The shirt received rave reviews from the 6th Grade Girls, which is even more validating than 1,000 blog comments.
Linking up to Amy’s Sew and Tell!
I’m also linking up to Today’s Creative Blog.
Get Your Craft On Tuesday

Vintage Sheet Dress

I’ve been collecting vintage sheets for a little while now.  I went through them recently and realized, it was time to actually DO something with them. Last summer I planned to make skirts and dresses and quilts. Instead, we moved. SO HAPPY not to be doing that again this summer. So this year, I sew!
The new dress came from this sheet, which I really love.  It’s funny because I found a flat sheet and a fitted sheet in this pattern and different times and locations. (Isn’t it funny how often you find repeats of patterns when looking for vintage sheets? If you’ve been collecting a while, you know what I mean. Not as much variety 20+ years ago. Which is not necessarily bad. Okay, I’m waffling. . .) 
Anyway, I loved that bright pink edge. Then I had the brilliant idea to make that the bottom edge of the dress. No hemming required! I know, I’m a genius. (That, plus I’m lazy. I love shortcuts!)
I used this much of the sheet (I think it was probably a Queen size originally.) I measured and cut the finished length. For the width, I doubled the finish measurement. I hemmed the top edge and sewed one seam up the back. All I had left was the shirring (gathering the bodice).
I’ve wanted to try shirring every since I watched Heather Ross make it look so easy on Martha. (You can watch the video at this link too!)  Sandi Henderson also has a great tutorial.  The secret is elastic sewing thread. It’s pretty snazzy. I found it at a chain sewing store.

And here are the end results.  It takes a little bit of time to sew all those seams, but I basically finished this dress in one evening. My daughter wore it to church on Sunday and played in it all day. Perfect for a warm, sunny spring day.  The fabric is so soft and durable – I also love the thought that because it’s a blend, I won’t need to iron it. I will probably make more. Especially considering the fact that the whole dress (elastic thread included) cost less than $6. Nice.

Mending made fun – a mini tutorial

 As much as I enjoy sewing, I really don’t like mending.

But recently we’ve had an epidemic of holes-in-knees, to the point where children we running out of jeans-options in their wardrobes.  I really didn’t like the thought of buying replacements – especially for the youngest of each gender – just to get us through the last few months of pants-weather.
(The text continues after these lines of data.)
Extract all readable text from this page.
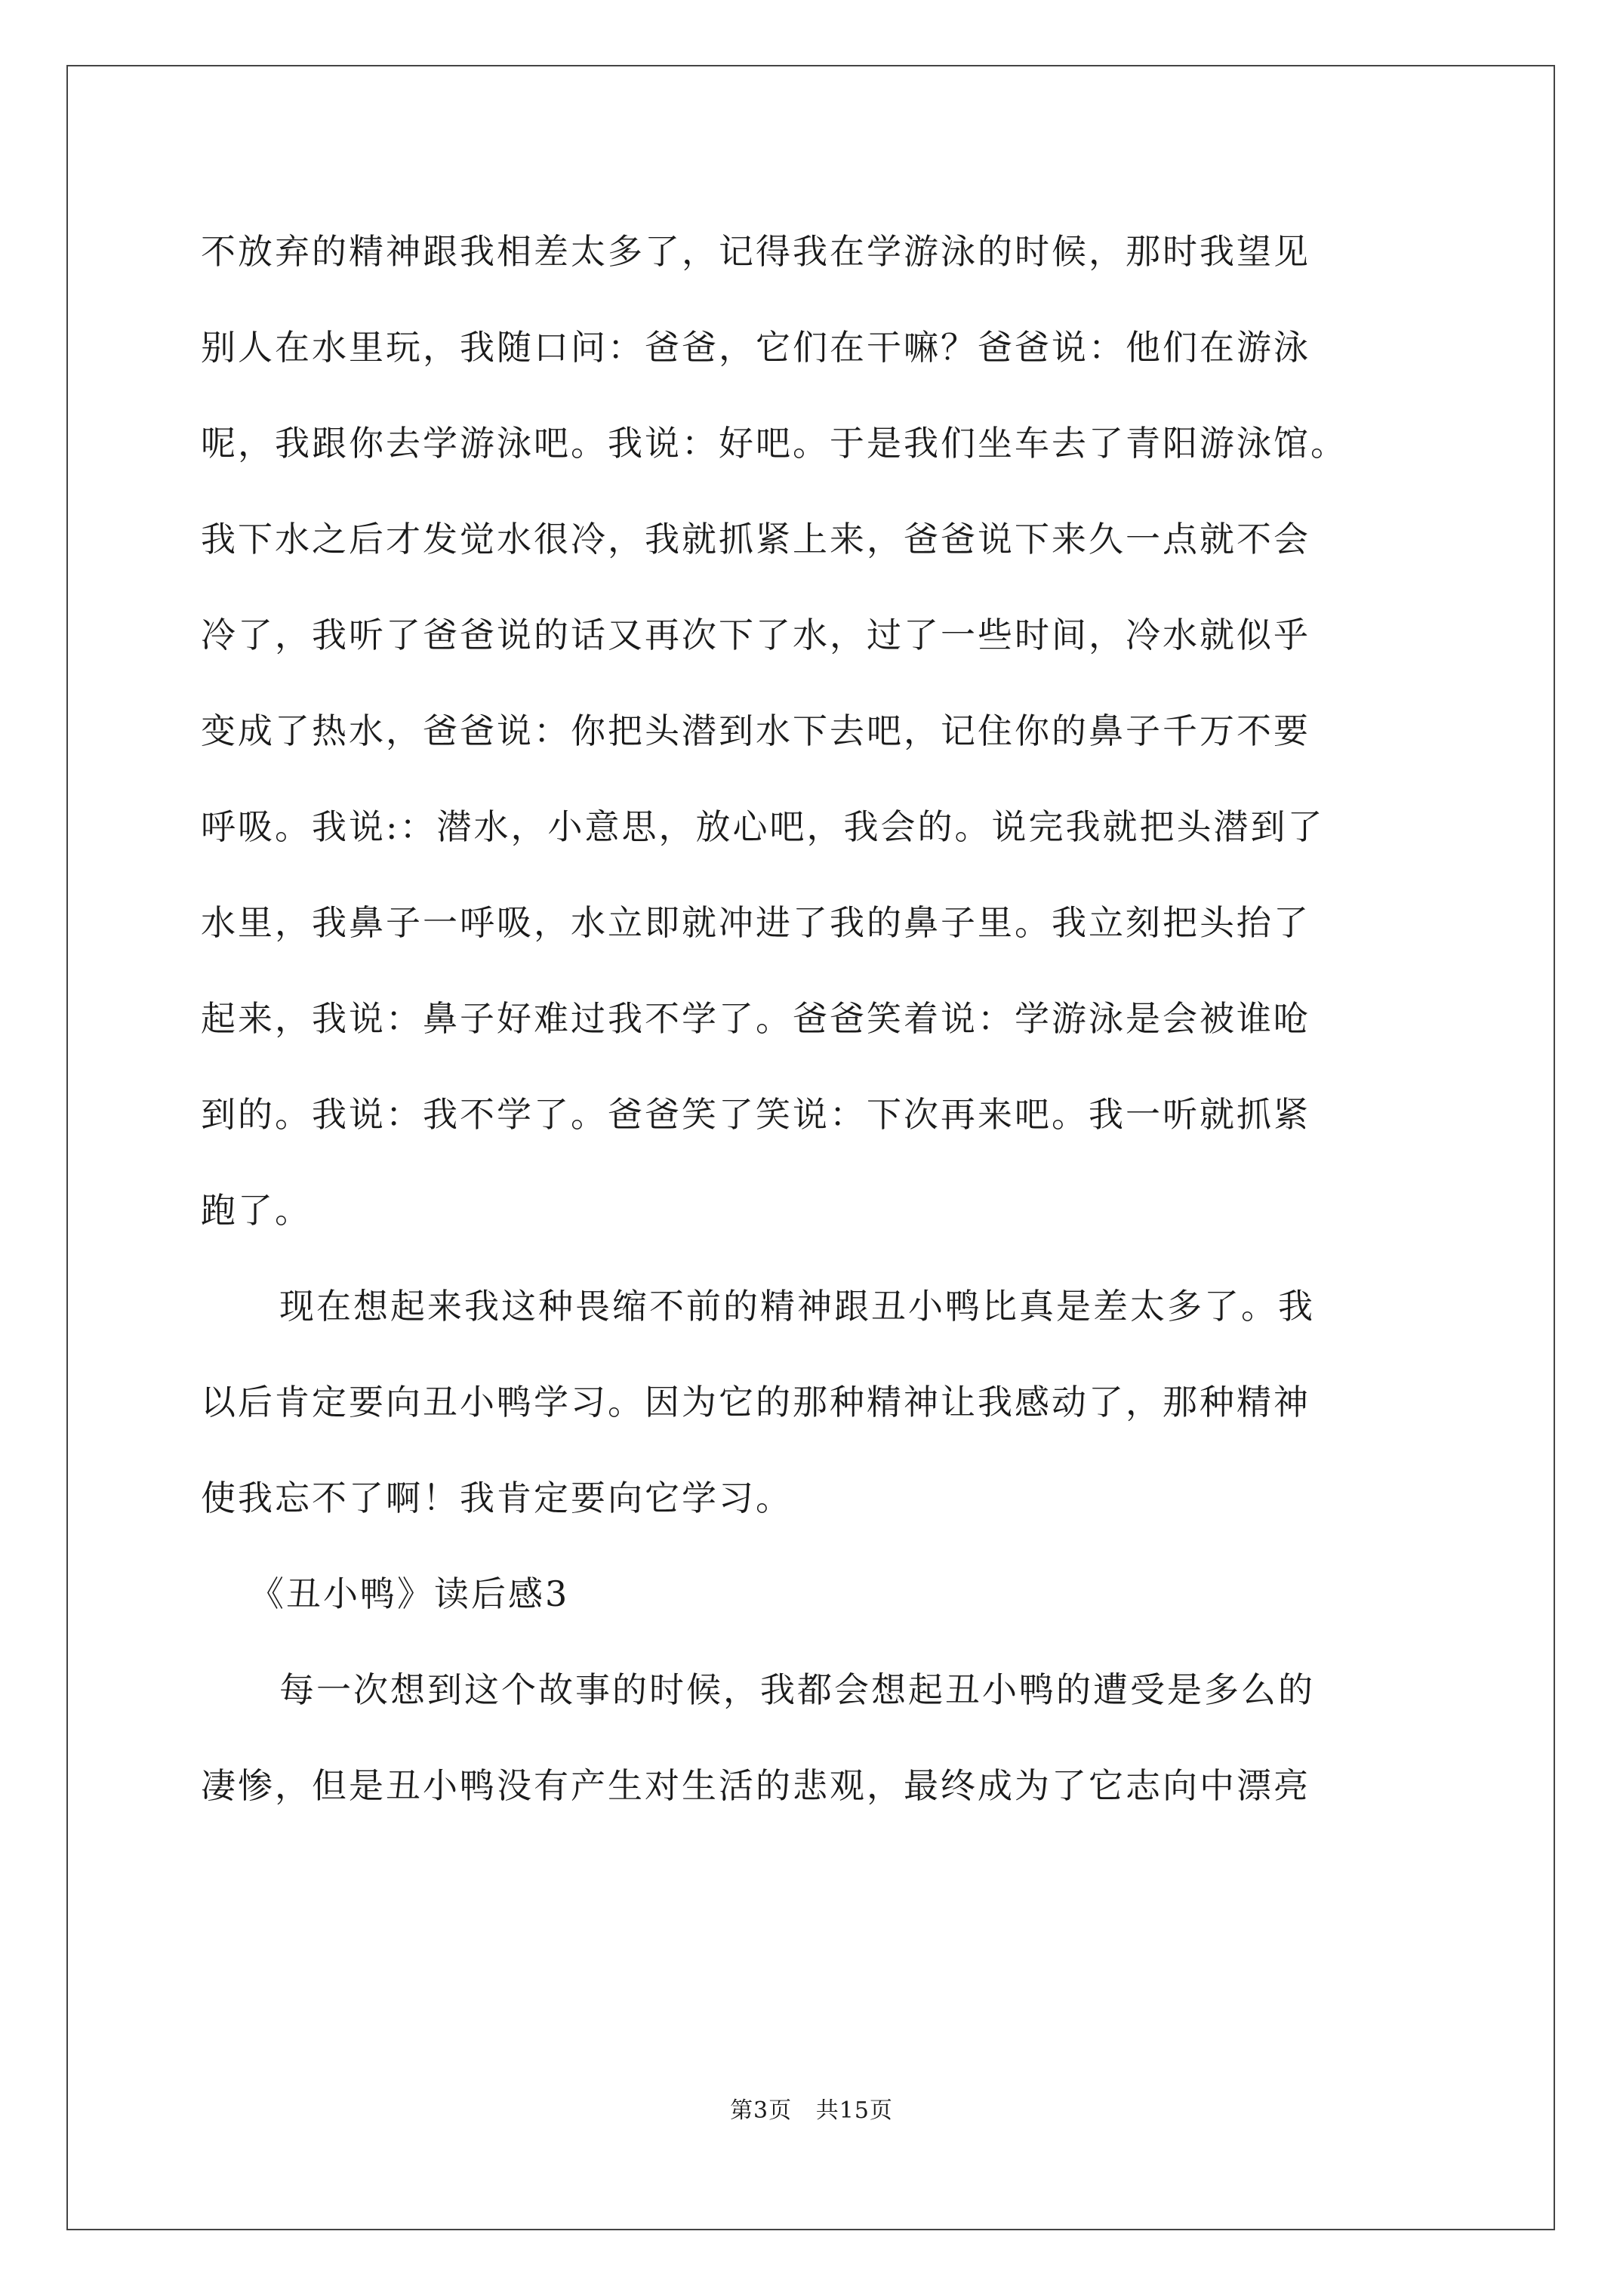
不放弃的精神跟我相差太多了，记得我在学游泳的时候，那时我望见
别人在水里玩，我随口问：爸爸，它们在干嘛？爸爸说：他们在游泳
呢，我跟你去学游泳吧。我说：好吧。于是我们坐车去了青阳游泳馆。
我下水之后才发觉水很冷，我就抓紧上来，爸爸说下来久一点就不会
冷了，我听了爸爸说的话又再次下了水，过了一些时间，冷水就似乎
变成了热水，爸爸说：你把头潜到水下去吧，记住你的鼻子千万不要
呼吸。我说:：潜水，小意思，放心吧，我会的。说完我就把头潜到了
水里，我鼻子一呼吸，水立即就冲进了我的鼻子里。我立刻把头抬了
起来，我说：鼻子好难过我不学了。爸爸笑着说：学游泳是会被谁呛
到的。我说：我不学了。爸爸笑了笑说：下次再来吧。我一听就抓紧
跑了。
现在想起来我这种畏缩不前的精神跟丑小鸭比真是差太多了。我
以后肯定要向丑小鸭学习。因为它的那种精神让我感动了，那种精神
使我忘不了啊！我肯定要向它学习。
《丑小鸭》读后感3
每一次想到这个故事的时候，我都会想起丑小鸭的遭受是多么的
凄惨，但是丑小鸭没有产生对生活的悲观，最终成为了它志向中漂亮
第3页   共15页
So here is what I came up with.
Start with the iron-on Dritz patches.
I discovered if all you do is iron them on, they fall right off.
Plus, rectangles are kind of boring.
This is the solution.  I cut out some hearts.
Then ironed, then stitched. 
(Plus, stitching and embellishments on jeans are so ‘in’ right now.
Think how cool and chic your kids will be.)
I used a heavier-weight DMC thread, a heavy-duty needle and a thimble.

Because it’s a little tricky stitching something in the middle of a pant leg, I suggest rolling the pants up to the knee first. (I know that sounds pretty obvious, but it took me three pant legs to figure that one out, so I thought I’d pass it on, just in case.)  It’s also pretty hard to work from the inside of the pant leg, so stick your needle through and pull from the top. (See picture.)  It’s tough stitching through that many layers, which is why I strongly suggest a thimble.  A little rubber grip to pull your needle, wouldn’t be a bad idea either.

Here’s another option.  (Actually this was the first one I tried.) This time I used the boring rectangle, but I embellished with a little wool heart.  The wool is easy to tack-down and came through the wash beautifully.

Hope that helps anyone out there having an epidemic of their own! I will admit that these patches are kind of ‘girly’ and I haven’t really come up with a good option for my boys. Feel free to share any favorite (or improved) mending tips of your own. My other hurdle is holes in knits (jersey) fabric. Any brilliant suggestions?